Letter: Neighborhoods
0
Votes

Letter: Neighborhoods

Taylor Run

Try to teach your children to be ambidextrous, so that if the child happens to have her right hand smashed in a door she will not be as helpless as I happen to be right now. If you wonder how I'm writing this column under these circumstances, it's all being done over the phone by that kind-hearted Marilyn Doherty. This broken hand just gives me one more chance to be grateful I have such wonderful neighbors.

This is the time of year I always feel I have cheated my children by not living in the country where they could enjoy the treat of a real hayride, as I did when I was a child.

I'm speaking here not of the kind of hayride where you see baled hay in a pickup truck, but a real hayride where the farmer cuts the grass, rakes it up, uses a fork to build a great heap of hay on the wagon, and holds it all down by the help of a whole group of neighborhood children. We used to do that every August up in Towaco, N.J., population 500. We called it helping Mr. Galla get in the hay, and felt like we were doing real work. Mr. Galla spelled his name with an 'a' at the end because he was not Italian, he was Romansch. He owned a horse called Jerry who wore a felt hat like that worn by one of the Marx brothers and a cow called Bessie the Bull. My little sister and I never could see why other people thought that was a funny name.

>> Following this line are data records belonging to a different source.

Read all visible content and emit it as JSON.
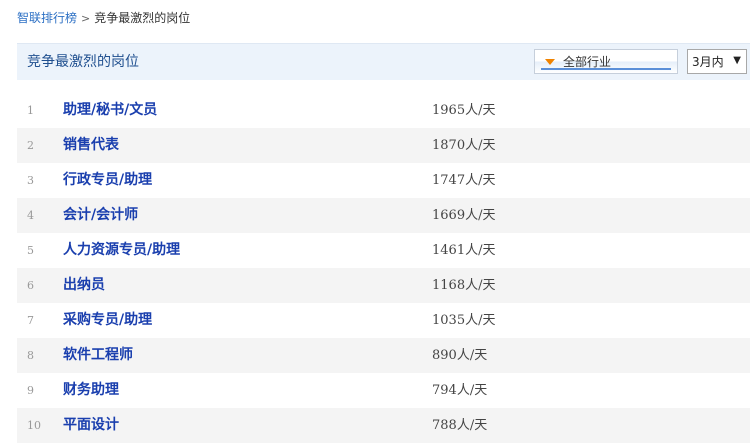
{
  "breadcrumb": {
    "root": "智联排行榜",
    "separator": ">",
    "current": "竞争最激烈的岗位"
  },
  "panel": {
    "title": "竞争最激烈的岗位",
    "industry_select": {
      "value": "全部行业",
      "icon": "triangle-down-icon",
      "accent": "#f08300"
    },
    "period_select": {
      "value": "3月内",
      "caret": "▼"
    }
  },
  "colors": {
    "link": "#2b6fc4",
    "title": "#1f4f8f",
    "job": "#1a3fae",
    "header_bg": "#ecf3fb",
    "alt_row": "#f4f4f4"
  },
  "rankings": [
    {
      "rank": "1",
      "title": "助理/秘书/文员",
      "value": "1965人/天"
    },
    {
      "rank": "2",
      "title": "销售代表",
      "value": "1870人/天"
    },
    {
      "rank": "3",
      "title": "行政专员/助理",
      "value": "1747人/天"
    },
    {
      "rank": "4",
      "title": "会计/会计师",
      "value": "1669人/天"
    },
    {
      "rank": "5",
      "title": "人力资源专员/助理",
      "value": "1461人/天"
    },
    {
      "rank": "6",
      "title": "出纳员",
      "value": "1168人/天"
    },
    {
      "rank": "7",
      "title": "采购专员/助理",
      "value": "1035人/天"
    },
    {
      "rank": "8",
      "title": "软件工程师",
      "value": "890人/天"
    },
    {
      "rank": "9",
      "title": "财务助理",
      "value": "794人/天"
    },
    {
      "rank": "10",
      "title": "平面设计",
      "value": "788人/天"
    }
  ]
}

One day in August when it was terribly hot, one of the other children would come to our house and say "Mr. Galla's getting in the hay!" and we would rush out, followed by adjurations from my mother not to let Barbara get sunburned. Sunblock had not been invented yet, so Barbara, my little sIster, who was a freckled redhead, always got terribly sunburned and I got scolded for it. We would climb onto the cart and sit on top of every forkful that Mr. Galla and his assistants tossed up. We were sure Mr. Galla would not be able to get the hay in if we had not done our part. I don't suppose many people in the U.S. get a chance to ride on that kind of a hay cart, though Europeans assure me there are still some places where it it still done.